CyberDefenses - Crime Scene

by Daniel Cohen

The tent-pole show ‘Law and Order’ ran on NBC for twenty years.

Its durability made it the longest-running crime drama in American primetime television history. It was so successful that it spun off multiple successful times, creating SVU, Criminal Intent, and Trial by Jury. The original ran for 456 episodes (with re-runs that were actually watched, not just played in an empty doctor’s office) and made quite a few people rich, both in front of, and behind the camera.

Why is this important to bring up?

The success of ‘Law and Order’ proves something very vital about the American public. It proves our collective love for investigation. For putting things right. We love witnessing the thought processes of detectives trained to bring our perpetrators to justice (or to ‘order’ if we want to keep things canonical). We love watching the subtle clues unfold, trying to pick up on seminal evidence as the we creep into the second act. We love rooting for spunky characters like Ice-T’s Fin Tutuola after they make their inevitable quip, which will likely be quoted at the water cooler the next day.

We love going along for the ride.

But how often do we stop and think about the mechanics of the ride? About the bricks that are put in place to keep everything smooth. About the chemical construct of the gas in the tank. About the hands on the wheel. Things look easy from our side of the small screen, but if we were thrown into this fictional universe, would our nonfictional selves act as rationally?

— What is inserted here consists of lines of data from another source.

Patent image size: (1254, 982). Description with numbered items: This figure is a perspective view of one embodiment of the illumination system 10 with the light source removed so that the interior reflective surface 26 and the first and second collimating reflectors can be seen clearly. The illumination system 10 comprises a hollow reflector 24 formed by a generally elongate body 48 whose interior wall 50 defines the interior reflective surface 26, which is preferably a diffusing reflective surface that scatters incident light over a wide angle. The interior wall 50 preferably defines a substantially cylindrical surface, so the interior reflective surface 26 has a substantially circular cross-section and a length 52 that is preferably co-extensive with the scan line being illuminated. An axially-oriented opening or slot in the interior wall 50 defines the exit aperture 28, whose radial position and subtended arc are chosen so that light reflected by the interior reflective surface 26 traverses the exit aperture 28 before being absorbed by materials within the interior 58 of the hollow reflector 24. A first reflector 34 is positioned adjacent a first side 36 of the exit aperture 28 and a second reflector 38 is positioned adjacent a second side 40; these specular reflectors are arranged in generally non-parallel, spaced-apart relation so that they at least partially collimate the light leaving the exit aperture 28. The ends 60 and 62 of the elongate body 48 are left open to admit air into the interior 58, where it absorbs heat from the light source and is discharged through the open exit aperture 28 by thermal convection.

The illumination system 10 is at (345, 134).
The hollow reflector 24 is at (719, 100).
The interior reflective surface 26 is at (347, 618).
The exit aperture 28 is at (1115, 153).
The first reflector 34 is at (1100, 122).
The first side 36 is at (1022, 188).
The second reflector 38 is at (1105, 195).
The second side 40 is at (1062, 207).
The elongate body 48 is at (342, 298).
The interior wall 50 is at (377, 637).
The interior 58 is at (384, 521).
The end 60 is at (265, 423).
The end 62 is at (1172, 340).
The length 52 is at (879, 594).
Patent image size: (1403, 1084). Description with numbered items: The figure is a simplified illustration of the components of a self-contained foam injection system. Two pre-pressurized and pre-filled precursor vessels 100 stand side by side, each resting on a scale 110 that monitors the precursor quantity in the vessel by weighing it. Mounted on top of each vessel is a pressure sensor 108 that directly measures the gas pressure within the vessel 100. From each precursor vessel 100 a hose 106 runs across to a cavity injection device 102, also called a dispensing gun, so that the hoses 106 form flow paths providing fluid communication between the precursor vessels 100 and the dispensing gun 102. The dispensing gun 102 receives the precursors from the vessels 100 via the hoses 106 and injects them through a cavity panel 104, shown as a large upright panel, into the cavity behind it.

How do we make order out of chaos?

There are so many intricacies involved in any sort of investigation that we inevitably wonder: how do we know where to start? How do we know we’re keeping on the right track?  How do we not get lost in logic loops, and understand when we’ve puttered up to our final-destination?

Investigation seems tricky, but really a lot of it can be boiled down to a few key steps. These can be used from investigating the mystery of the universe, to the mystery of where that dang remote disappeared to.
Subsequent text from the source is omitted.